Accurate isn't a sensible word to use when someone is talking about how a character comes across to them. I see no reason to believe that whoever wrote that was lying about how the character came across to them. The character comes across very differently to many other people.

Is this a quote from your book, Mark?

Well now you sound like a hostile prosecutor in a court drama. Do we seriously expect that a review will put in quotes something that isn't a quote.

The real question is why anyone should believe that one line provides a meaningful summary of a book or characterises it. I could find a different line and say this line proves the book is a comedy, or a work of philosophy, or centres on comradeship, yadda yadda. The game of cherry picking the lines isn't productive.

Yeah. Sounds like a "sophisticated character study" to me.

So a single line destroys my assessment of what I wrote. I don't agree.

You want to write that kind of dark skeevy stuff, more power. Readers eat that stuff up and enjoy it, more power. It's still damned creepy to me that people would want to spend their time inside the heads of these kinds of characters or in that kind of world. But then again, some people like to pump a pump, to turn a phrase.

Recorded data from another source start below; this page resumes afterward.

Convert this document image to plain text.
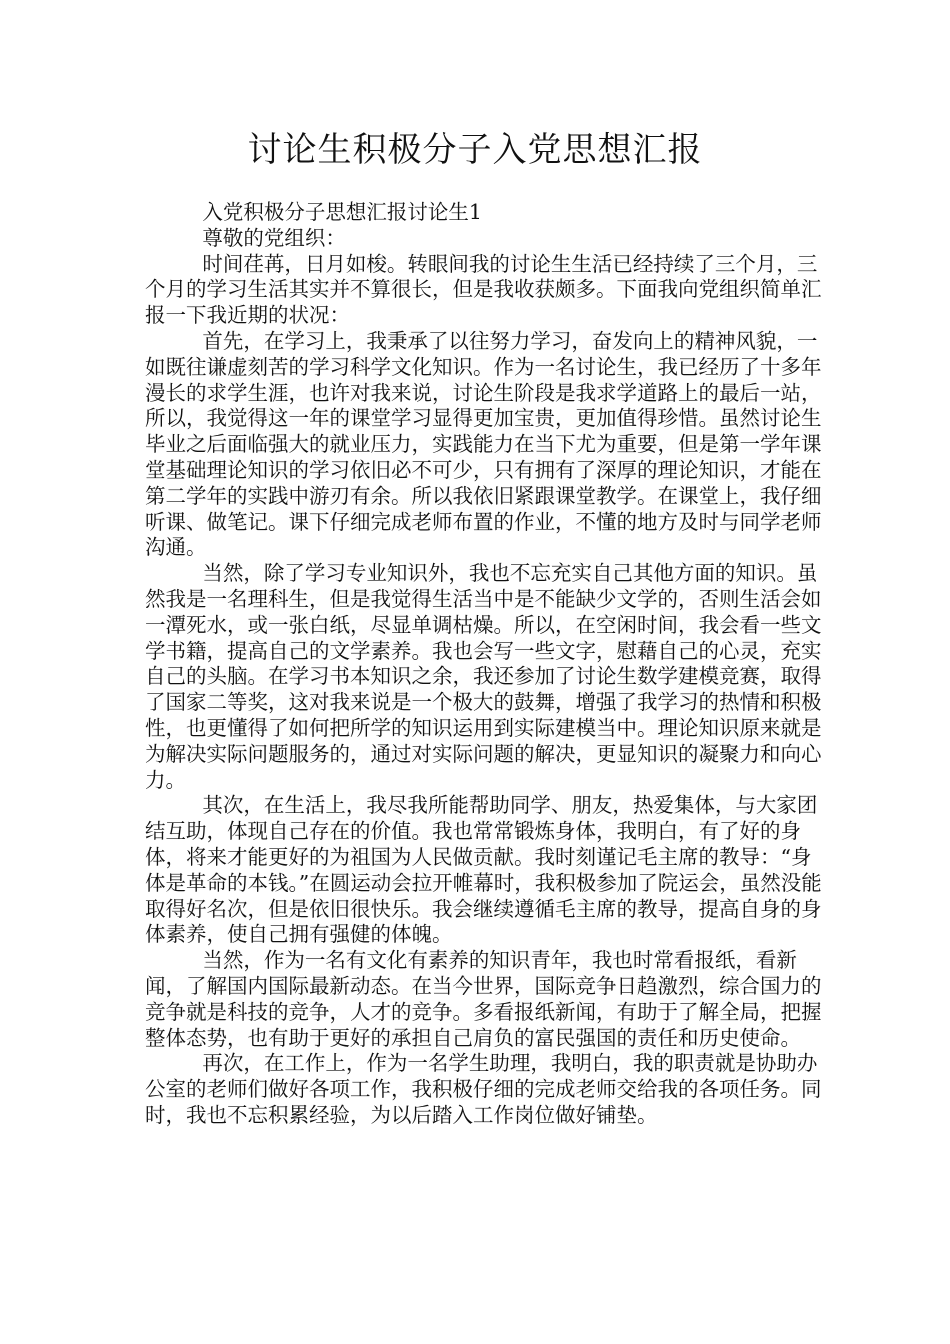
讨论生积极分子入党思想汇报

入党积极分子思想汇报讨论生1

尊敬的党组织：

时间荏苒，日月如梭。转眼间我的讨论生生活已经持续了三个月，三个月的学习生活其实并不算很长，但是我收获颇多。下面我向党组织简单汇报一下我近期的状况：

首先，在学习上，我秉承了以往努力学习，奋发向上的精神风貌，一如既往谦虚刻苦的学习科学文化知识。作为一名讨论生，我已经历了十多年漫长的求学生涯，也许对我来说，讨论生阶段是我求学道路上的最后一站，所以，我觉得这一年的课堂学习显得更加宝贵，更加值得珍惜。虽然讨论生毕业之后面临强大的就业压力，实践能力在当下尤为重要，但是第一学年课堂基础理论知识的学习依旧必不可少，只有拥有了深厚的理论知识，才能在第二学年的实践中游刃有余。所以我依旧紧跟课堂教学。在课堂上，我仔细听课、做笔记。课下仔细完成老师布置的作业，不懂的地方及时与同学老师沟通。

当然，除了学习专业知识外，我也不忘充实自己其他方面的知识。虽然我是一名理科生，但是我觉得生活当中是不能缺少文学的，否则生活会如一潭死水，或一张白纸，尽显单调枯燥。所以，在空闲时间，我会看一些文学书籍，提高自己的文学素养。我也会写一些文字，慰藉自己的心灵，充实自己的头脑。在学习书本知识之余，我还参加了讨论生数学建模竞赛，取得了国家二等奖，这对我来说是一个极大的鼓舞，增强了我学习的热情和积极性，也更懂得了如何把所学的知识运用到实际建模当中。理论知识原来就是为解决实际问题服务的，通过对实际问题的解决，更显知识的凝聚力和向心力。

其次，在生活上，我尽我所能帮助同学、朋友，热爱集体，与大家团结互助，体现自己存在的价值。我也常常锻炼身体，我明白，有了好的身体，将来才能更好的为祖国为人民做贡献。我时刻谨记毛主席的教导：“身体是革命的本钱。”在圆运动会拉开帷幕时，我积极参加了院运会，虽然没能取得好名次，但是依旧很快乐。我会继续遵循毛主席的教导，提高自身的身体素养，使自己拥有强健的体魄。

当然，作为一名有文化有素养的知识青年，我也时常看报纸，看新闻，了解国内国际最新动态。在当今世界，国际竞争日趋激烈，综合国力的竞争就是科技的竞争，人才的竞争。多看报纸新闻，有助于了解全局，把握整体态势，也有助于更好的承担自己肩负的富民强国的责任和历史使命。

再次，在工作上，作为一名学生助理，我明白，我的职责就是协助办公室的老师们做好各项工作，我积极仔细的完成老师交给我的各项任务。同时，我也不忘积累经验，为以后踏入工作岗位做好铺垫。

And here I'm lost. Apart from re-emphasising what a terrible humans you think we all are... what are you trying to say.

I disagree with your assessment. I disagree that your single line, your single factoids, tell me what my book is about.

I disagree with pretty much every single thing you say _but_ and it's a big but, I don't have a problem with it. You're not trying to tell me what to do. I'm not trying to tell you what to do.

Given that you're not objecting to me writing it... what are we talking about?
 
I've read lots of the authors accused of "grimdark" Erikson, Bakker, GRRM, Abercrombie, Lawrence, Morgan and many more.

I enjoy their subversion of my expectations, a lot!

Good to hear!

I also enjoy a lot of other fantasy - I don't think anyone would accuse Bujold, Brust, Rothuss, Novik, Jesmin or Abraham of writing "torture porn".

As far as I can remember there are no scenes of anyone being tortured in either Prince of Thorns or King of Thorns. I don't recall any in A Darkness That Comes Before either except for some brief failed attempt at the end on a demonic thing that felt no pain and laughed at them.

Edit: There was a harrowing scene with an animal in King of Thorns. I hold it to be one of the most important scenes in the book and in no way gratuitous. I've seen dozens of reviews and none of them have differed from my view on that aspect.